Картины Левенка можно увидеть в местном краеведческом музее, небольшом, но замечательно богатом. Это пейзажи окрестностей Трубчевска. Левенок и сошелся с Даниилом Андреевым где‑то «на перевозе дальнем, / Когда пожаром беспечальным / Зажглась закатная Десна…». Старший Левенок – так мне кажется – прожил жизнь мудреца. Выражал себя, как мог, в живописи, писал иконы, был замечательным столяром, искусно мастерил скрипки, и не только скрипки, – Лидия Протасьевна рассказывала, что, привезя пустой каркас рояля, он сумел всю начинку сделать и собрать так, что инструмент зазвучал.
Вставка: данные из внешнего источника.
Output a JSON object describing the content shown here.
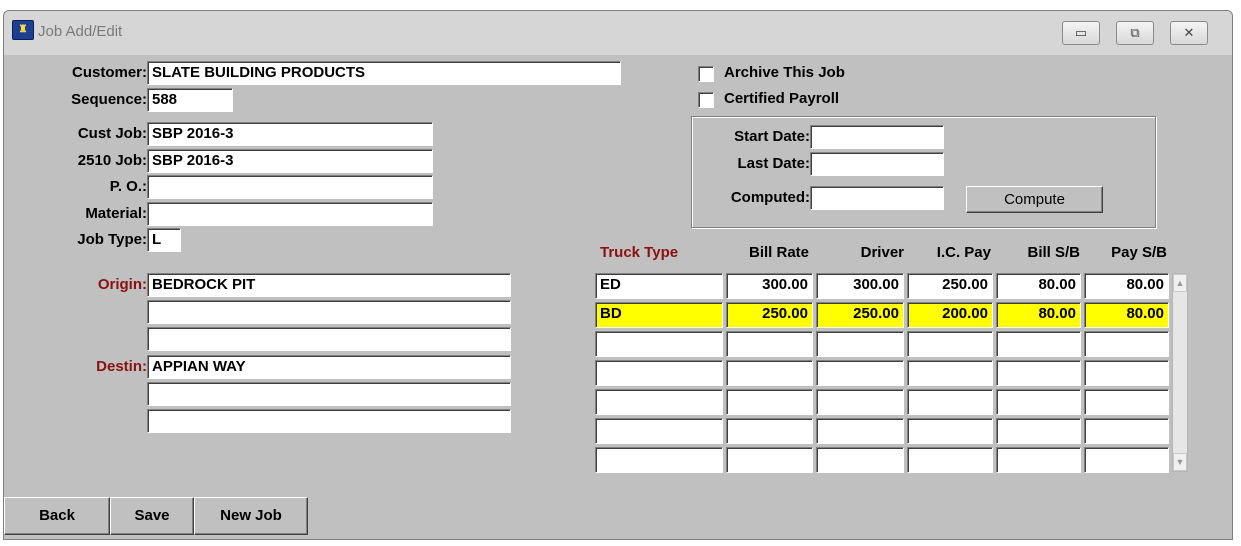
{
  "window": {
    "title": "Job Add/Edit",
    "minimize_glyph": "▭",
    "restore_glyph": "⧉",
    "close_glyph": "✕"
  },
  "labels": {
    "customer": "Customer:",
    "sequence": "Sequence:",
    "cust_job": "Cust Job:",
    "job_2510": "2510 Job:",
    "po": "P. O.:",
    "material": "Material:",
    "job_type": "Job Type:",
    "origin": "Origin:",
    "destin": "Destin:"
  },
  "fields": {
    "customer": "SLATE BUILDING PRODUCTS",
    "sequence": "588",
    "cust_job": "SBP 2016-3",
    "job_2510": "SBP 2016-3",
    "po": "",
    "material": "",
    "job_type": "L",
    "origin": [
      "BEDROCK PIT",
      "",
      ""
    ],
    "destin": [
      "APPIAN WAY",
      "",
      ""
    ]
  },
  "checkboxes": {
    "archive_label": "Archive This Job",
    "archive_checked": false,
    "certified_label": "Certified Payroll",
    "certified_checked": false
  },
  "dates": {
    "start_label": "Start Date:",
    "last_label": "Last Date:",
    "computed_label": "Computed:",
    "start_value": "",
    "last_value": "",
    "computed_value": "",
    "compute_button": "Compute"
  },
  "rates": {
    "headers": [
      "Truck Type",
      "Bill Rate",
      "Driver",
      "I.C. Pay",
      "Bill S/B",
      "Pay S/B"
    ],
    "rows": [
      [
        "ED",
        "300.00",
        "300.00",
        "250.00",
        "80.00",
        "80.00"
      ],
      [
        "BD",
        "250.00",
        "250.00",
        "200.00",
        "80.00",
        "80.00"
      ],
      [
        "",
        "",
        "",
        "",
        "",
        ""
      ],
      [
        "",
        "",
        "",
        "",
        "",
        ""
      ],
      [
        "",
        "",
        "",
        "",
        "",
        ""
      ],
      [
        "",
        "",
        "",
        "",
        "",
        ""
      ],
      [
        "",
        "",
        "",
        "",
        "",
        ""
      ]
    ],
    "highlight_row": 1,
    "highlight_color": "#ffff00",
    "scroll_up_glyph": "▲",
    "scroll_down_glyph": "▼"
  },
  "buttons": {
    "back": "Back",
    "save": "Save",
    "new_job": "New Job"
  },
  "colors": {
    "label_red": "#8b1010",
    "window_bg": "#c0c0c0"
  }
}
В трубчевском народном театре писал декорации и гримировал актеров. В двадцатые годы, бывало, за ведро картошки. Чтобы прокормить семейство, писал портреты вождей. Он сочинял, как потом и почти все его дети, а их у него было девятеро, стихи. Рассветы любил встречать над рекой. Возделывал свой сад. В саду, где они вместе с Даниилом Андреевым беседовали на лавочке под старой грушей, что только не росло. Протас Пантелеевич сажал в нем даже розы, семена выписывая из Польши. Расцветали астры, лилии, гортензии… Были яблони, войлочные вишни, сирень, жасмин, тамариск… «Даниил Андреев сидел здесь с отцом, – рассказывала нам Лидия Протасьевна, – допоздна. Он читал ему свои стихи, а нам читать стеснялся».
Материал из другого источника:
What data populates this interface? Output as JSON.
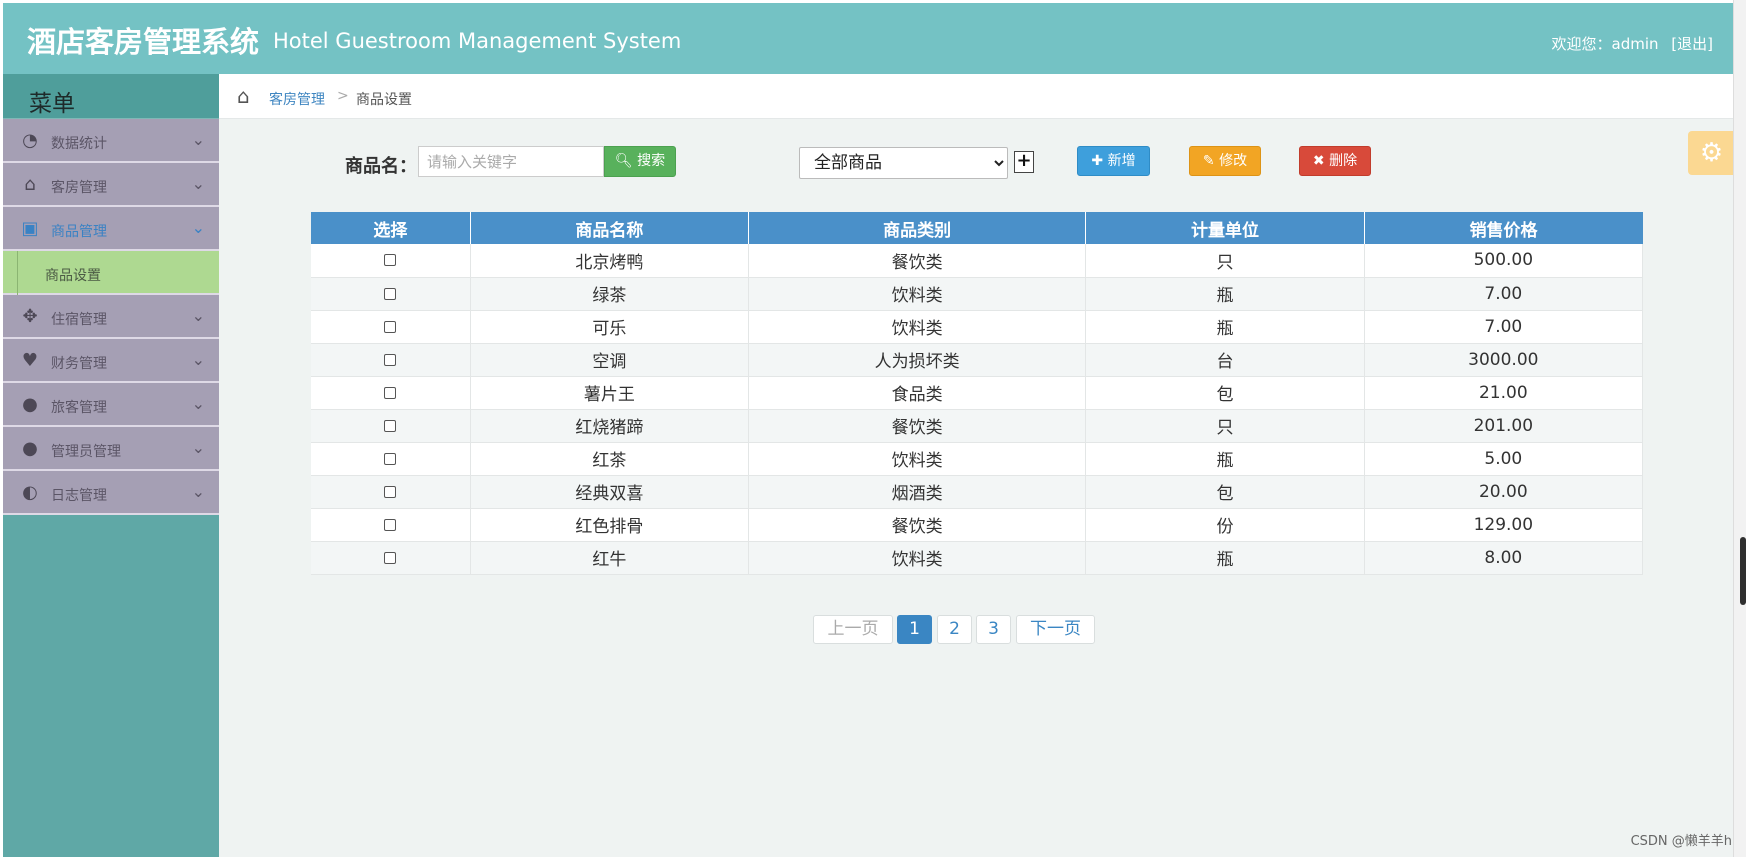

Левенок для Даниила Андреева во многом, наверное, был образцом жизни гармонической, проходящей в родстве с природой, в увлеченности искусством, помнящей о человеческом братстве. Он сам мечтал, вспоминая о старом друге, —
Из года в год, в густом саду
Растить жасмин и резеду,
Творить сказанья,
Веселых школьников уча,
Пить из журчащего ключа
Любви и знанья.
В написанном во Владимирской тюрьме «Новейшем Плутархе» есть новелла о Ящеркине Евгении Лукиче, авторе системы «сознательного инфантилизма», учителе словесности и географии в Трубчевской мужской гимназии. Сочиняя эту «биографию», поэт не мог не вспоминать Протаса Пантелеевича. А может быть, и изобразил какие‑то его черты в смешном Ящеркине. Упоминает он о саде купца Гамова. Не знаю как сад, а особнячок самых знаменитых трубчевских купцов, владельцев торгового дома «Гамов и сыновья», кирпичный, двухэтажный, и посейчас цел на Брянской улице. Но вот был ли в Трубчевске упоминаемый Даниилом Андреевым храм Сорока мучеников, в котором служил по – чеховски описанный отец Нектарий, – не знаю. Из восьми известных трубчевских церквей так или иначе уцелело пять. От трех – Георгиевской, Никольской и Воскресенской – не осталось и следа. Но, по крайней мере, монументально классицистический Георгиевский собор в приезды Даниила Андреева был цел.
Из троих еще живых детей Протаса Пантелеевича в Трубчевске жили сейчас двое, и один – Олег Протасьевич – под Москвой, в Электростали. Я, к сожалению, с ним не встречался, лишь от других слышал те или иные его рассказы. Сейчас пришлось к слову, и Лидия Протасьевна передала рассказ брата: «Мы пошли на Жерено озеро – я, Анатолий и Даниил Леонидович. Говорили на какие‑то философские темы. И тут, когда я спорол какую‑то чушь, он мне сказал: “Олег Протасьевич, вы тут ошибаетесь”. И я, мне было лет пятнадцать, был поражен, что он назвал меня на “вы” и по отчеству».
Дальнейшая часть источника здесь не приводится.